The push to organize trash collection came from folks across the state when the
State Legislature made it possible to organize trash. Trash, like water and a
ton of other things, was under the big "privatize deregulate corporate" push in
the late Reagan years (that certainly continued through Clinton 1.)
The state legislation made it easier to do organized trash in two main ways -
municipal provision (the City does it) or the (ugh) public-private cabal of
haulers get together and make a bid. They did it the right way in Maplewood,
where the city is now providing the service and EVERYONE got a big cut in their
bill. They also have less strain on the infrastructure, fewer emissions, and
all the efficiencies that one truck picking up a whole neighborhood gets you.
BUT THEN BIG BUSINESS - the big haulers, freaking out that they could lose this
once-public, now-private service back to the cities, dumped tens of thousands
of dollars on glossy political hit flyers to target the main dude in the
Maplewood City Council that made it happen. You'd be surprised what fifty grand
in corporate money can get you in a municipal election.
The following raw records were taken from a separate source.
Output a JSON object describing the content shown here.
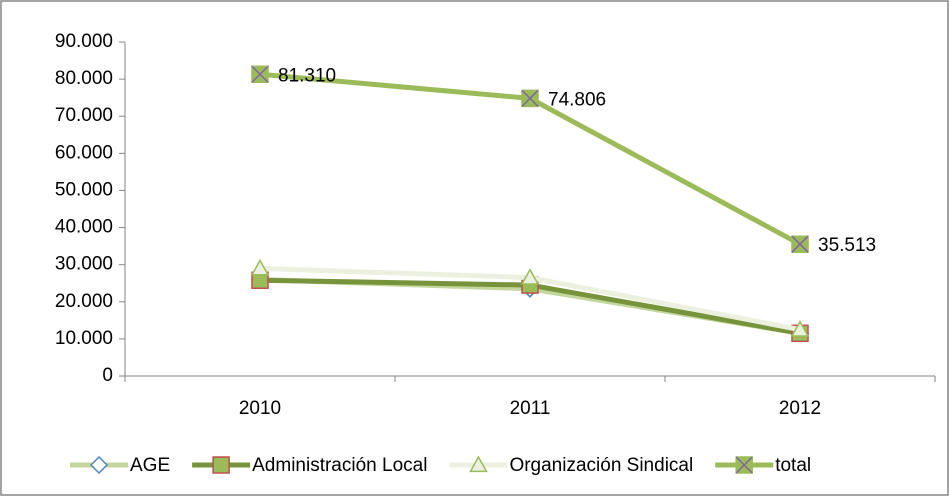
{
  "chart_data": {
    "type": "line",
    "categories": [
      "2010",
      "2011",
      "2012"
    ],
    "ylim": [
      0,
      90000
    ],
    "yticks": [
      0,
      {
        "value": 10000,
        "label": "10.000"
      },
      {
        "value": 20000,
        "label": "20.000"
      },
      {
        "value": 30000,
        "label": "30.000"
      },
      {
        "value": 40000,
        "label": "40.000"
      },
      {
        "value": 50000,
        "label": "50.000"
      },
      {
        "value": 60000,
        "label": "60.000"
      },
      {
        "value": 70000,
        "label": "70.000"
      },
      {
        "value": 80000,
        "label": "80.000"
      },
      {
        "value": 90000,
        "label": "90.000"
      }
    ],
    "grid": false,
    "legend": "bottom",
    "series": [
      {
        "name": "AGE",
        "color": "#c3d69b",
        "marker": "diamond",
        "marker_fill": "#ffffff",
        "marker_edge": "#4f81bd",
        "values": [
          26000,
          23500,
          11500
        ]
      },
      {
        "name": "Administración Local",
        "color": "#77933c",
        "marker": "square",
        "marker_fill": "#9bbb59",
        "marker_edge": "#c0504d",
        "values": [
          25800,
          24500,
          11500
        ]
      },
      {
        "name": "Organización Sindical",
        "color": "#ebf1de",
        "marker": "triangle",
        "marker_fill": "#ebf1de",
        "marker_edge": "#9bbb59",
        "values": [
          29000,
          26500,
          12500
        ]
      },
      {
        "name": "total",
        "color": "#9bbb59",
        "marker": "xsquare",
        "marker_fill": "#9bbb59",
        "marker_edge": "#8064a2",
        "values": [
          81310,
          74806,
          35513
        ],
        "value_labels": [
          "81.310",
          "74.806",
          "35.513"
        ]
      }
    ]
  }
}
AND HERE big business started flacking hard, even as they negotiated with the
city, to not have the rates we needed. And they say it's to keep the small
haulers in the business, because the big corporate firms could put up with the
lesser profit better. So we get a crappy deal in St. Paul, but the
neighborhoods are better served with one truck a week, etc. But here's my point
- if the bigger haulers can do it for cheaper, why not have the city do it and
pay better wages and take less profit (like no profit) because then they'd be a
big hauler!
Of course, market fundamentalists will go BUT THE JAAAAHBS (although a city
union hauler could do it with higher quality jobs) and then they'll go BUT THE
PRIVATE MAAAAARKET and I'll shrug because I got no problem with high quality
public service. I want a nonprofit city run fire department, I want the city
water utility (better than bottled water) and I sure don't want anyone making
profit deciding if my east side roads get paved or not.
And if this mayor is a little less likely to jump how high when big business in
town moans, I'm fine with that. That's the real history of this town - small
inner cabal of big buck folks call the shots and the rest of us go waiting.
It's been that way in this town since my great grandpappy's day, and if it's
changing, I'm glad. Not changing fast enough.